Foley originally arrived as an on-screen authority figure, but much like Flair, Foley would transition himself back into the ring by the spring of 2009. A one-off match wouldn’t have been offensive because, as we’ve already mentioned, Foley could still work a basic match despite his obvious difficulties walking, but that wasn’t enough for TNA. The powers that be thought it would be a good idea to have Foley, who had already put his body through unimaginable pain throughout his career and could barely get around, to beat Sting and become the TNA World Champion.
In the match where he became the TNA World Champion, Foley almost tore his ACL, suffered a massive concussion that he blamed on the six-sided ring for having less give than a four sided ring, and admitted that he wasn’t happy with how the match turned out. All of that was documented in his fourth book, “Countdown To Lockdown: A Hardcore Journal,” a book that also documents how he thought some of the stories in TNA were a little undercooked, and while he did have some praise for the likes of TNA President Dixie Carter, he picked his words carefully enough that he was able to get a legends contract with WWE after he left the company in 2011.
Between 2009 and 2011, Foley would continue to suffer injury after injury, and yet still wanted to soldier on (as was the style at the time) through his feuds with the likes of Abyss, Jeff Jarrett, and Kurt Angle. Had he not put his body through everything that he did in TNA, there would have been a slim chance that Foley would have been able to do the scrapped Hardcore match with Dean Ambrose at the WWE SummerSlam in 2012, and it’s likely he wouldn’t have had to retire as well. Foley was told by his doctors in 2012 that he would never wrestle again, and looking back at some of the spots he took in TNA, maybe a move to the Impact Zone didn’t end up being the smartest move.

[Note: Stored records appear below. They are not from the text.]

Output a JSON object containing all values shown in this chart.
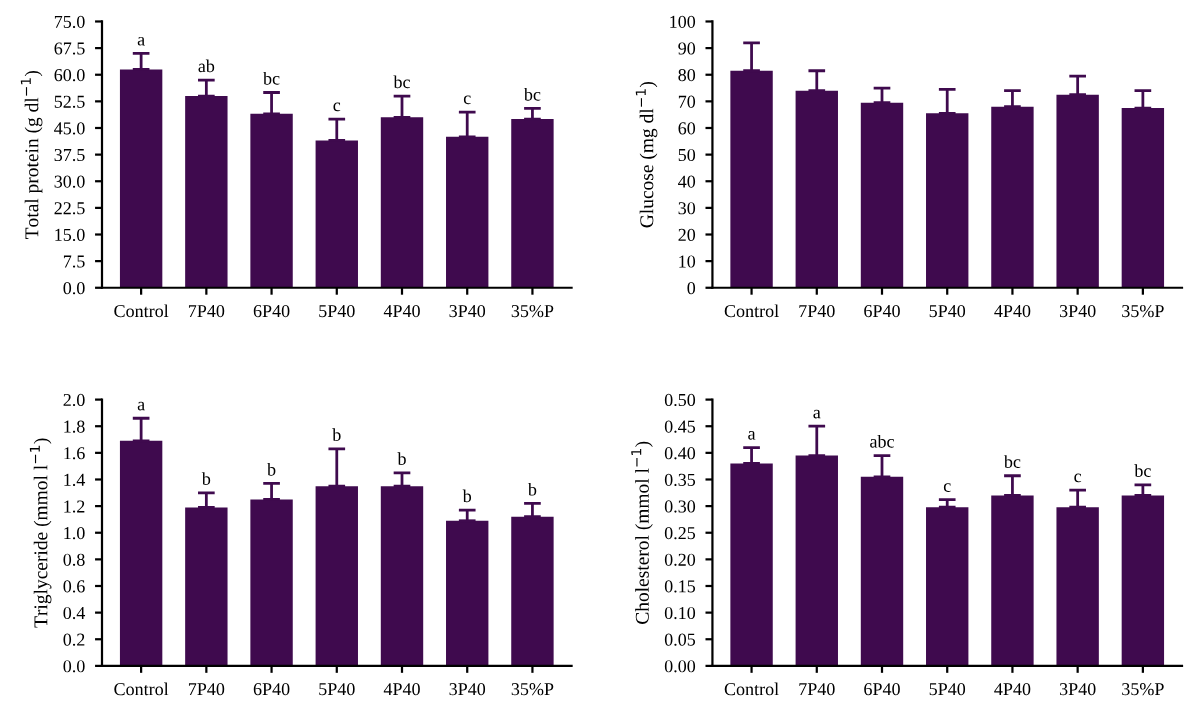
{
  "chart_data": [
    {
      "type": "bar",
      "ylabel": "Total protein (g dl$^{−1}$)",
      "categories": [
        "Control",
        "7P40",
        "6P40",
        "5P40",
        "4P40",
        "3P40",
        "35%P"
      ],
      "values": [
        61.5,
        54,
        49,
        41.5,
        48,
        42.5,
        47.5
      ],
      "color": "#3f0a4e",
      "errors": [
        [
          61.5,
          66
        ],
        [
          54,
          58.5
        ],
        [
          49,
          55
        ],
        [
          41.5,
          47.5
        ],
        [
          48,
          54
        ],
        [
          42.5,
          49.5
        ],
        [
          47.5,
          50.5
        ]
      ],
      "ylim": [
        0,
        75
      ],
      "yticks": [
        {
          "value": 0,
          "label": "0.0"
        },
        7.5,
        {
          "value": 15,
          "label": "15.0"
        },
        22.5,
        {
          "value": 30,
          "label": "30.0"
        },
        37.5,
        {
          "value": 45,
          "label": "45.0"
        },
        52.5,
        {
          "value": 60,
          "label": "60.0"
        },
        67.5,
        {
          "value": 75,
          "label": "75.0"
        }
      ],
      "annotations": [
        {
          "text": "a",
          "x": "Control",
          "y": 66
        },
        {
          "text": "ab",
          "x": "7P40",
          "y": 58.5
        },
        {
          "text": "bc",
          "x": "6P40",
          "y": 55
        },
        {
          "text": "c",
          "x": "5P40",
          "y": 47.5
        },
        {
          "text": "bc",
          "x": "4P40",
          "y": 54
        },
        {
          "text": "c",
          "x": "3P40",
          "y": 49.5
        },
        {
          "text": "bc",
          "x": "35%P",
          "y": 50.5
        }
      ]
    },
    {
      "type": "bar",
      "ylabel": "Glucose (mg dl$^{−1}$)",
      "categories": [
        "Control",
        "7P40",
        "6P40",
        "5P40",
        "4P40",
        "3P40",
        "35%P"
      ],
      "values": [
        81.5,
        74,
        69.5,
        65.5,
        68,
        72.5,
        67.5
      ],
      "color": "#3f0a4e",
      "errors": [
        [
          81.5,
          92
        ],
        [
          74,
          81.5
        ],
        [
          69.5,
          75
        ],
        [
          65.5,
          74.5
        ],
        [
          68,
          74
        ],
        [
          72.5,
          79.5
        ],
        [
          67.5,
          74
        ]
      ],
      "ylim": [
        0,
        100
      ],
      "yticks": [
        0,
        10,
        20,
        30,
        40,
        50,
        60,
        70,
        80,
        90,
        100
      ]
    },
    {
      "type": "bar",
      "ylabel": "Triglyceride (mmol l$^{−1}$)",
      "categories": [
        "Control",
        "7P40",
        "6P40",
        "5P40",
        "4P40",
        "3P40",
        "35%P"
      ],
      "values": [
        1.69,
        1.19,
        1.25,
        1.35,
        1.35,
        1.09,
        1.12
      ],
      "color": "#3f0a4e",
      "errors": [
        [
          1.69,
          1.86
        ],
        [
          1.19,
          1.3
        ],
        [
          1.25,
          1.37
        ],
        [
          1.35,
          1.63
        ],
        [
          1.35,
          1.45
        ],
        [
          1.09,
          1.17
        ],
        [
          1.12,
          1.22
        ]
      ],
      "ylim": [
        0,
        2.0
      ],
      "yticks": [
        {
          "value": 0,
          "label": "0.0"
        },
        0.2,
        0.4,
        0.6,
        0.8,
        {
          "value": 1,
          "label": "1.0"
        },
        1.2,
        1.4,
        1.6,
        1.8,
        {
          "value": 2,
          "label": "2.0"
        }
      ],
      "annotations": [
        {
          "text": "a",
          "x": "Control",
          "y": 1.86
        },
        {
          "text": "b",
          "x": "7P40",
          "y": 1.3
        },
        {
          "text": "b",
          "x": "6P40",
          "y": 1.37
        },
        {
          "text": "b",
          "x": "5P40",
          "y": 1.63
        },
        {
          "text": "b",
          "x": "4P40",
          "y": 1.45
        },
        {
          "text": "b",
          "x": "3P40",
          "y": 1.17
        },
        {
          "text": "b",
          "x": "35%P",
          "y": 1.22
        }
      ]
    },
    {
      "type": "bar",
      "ylabel": "Cholesterol (mmol l$^{−1}$)",
      "categories": [
        "Control",
        "7P40",
        "6P40",
        "5P40",
        "4P40",
        "3P40",
        "35%P"
      ],
      "values": [
        0.38,
        0.395,
        0.355,
        0.298,
        0.32,
        0.298,
        0.32
      ],
      "color": "#3f0a4e",
      "errors": [
        [
          0.38,
          0.41
        ],
        [
          0.395,
          0.45
        ],
        [
          0.355,
          0.395
        ],
        [
          0.298,
          0.312
        ],
        [
          0.32,
          0.357
        ],
        [
          0.298,
          0.33
        ],
        [
          0.32,
          0.34
        ]
      ],
      "ylim": [
        0,
        0.5
      ],
      "yticks": [
        {
          "value": 0,
          "label": "0.00"
        },
        0.05,
        {
          "value": 0.1,
          "label": "0.10"
        },
        0.15,
        {
          "value": 0.2,
          "label": "0.20"
        },
        0.25,
        {
          "value": 0.3,
          "label": "0.30"
        },
        0.35,
        {
          "value": 0.4,
          "label": "0.40"
        },
        0.45,
        {
          "value": 0.5,
          "label": "0.50"
        }
      ],
      "annotations": [
        {
          "text": "a",
          "x": "Control",
          "y": 0.41
        },
        {
          "text": "a",
          "x": "7P40",
          "y": 0.45
        },
        {
          "text": "abc",
          "x": "6P40",
          "y": 0.395
        },
        {
          "text": "c",
          "x": "5P40",
          "y": 0.312
        },
        {
          "text": "bc",
          "x": "4P40",
          "y": 0.357
        },
        {
          "text": "c",
          "x": "3P40",
          "y": 0.33
        },
        {
          "text": "bc",
          "x": "35%P",
          "y": 0.34
        }
      ]
    }
  ]
}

Foley still dreams of having one more bloodbath to cap off his career in style, even going as far as to try and lose 100 pounds before his 60th birthday in order to get into ring shape. However, doctors keep telling him to stay retired as one more bump could potentially cripple “The Hardcore Legend.” His run in TNA didn’t prevent him from returning to WWE in a non-wrestling capacity however, becoming the “WWE Raw” General Manager in 2016, but it did prevent him from ending his career in the company he always dreamed of working for when he was growing up.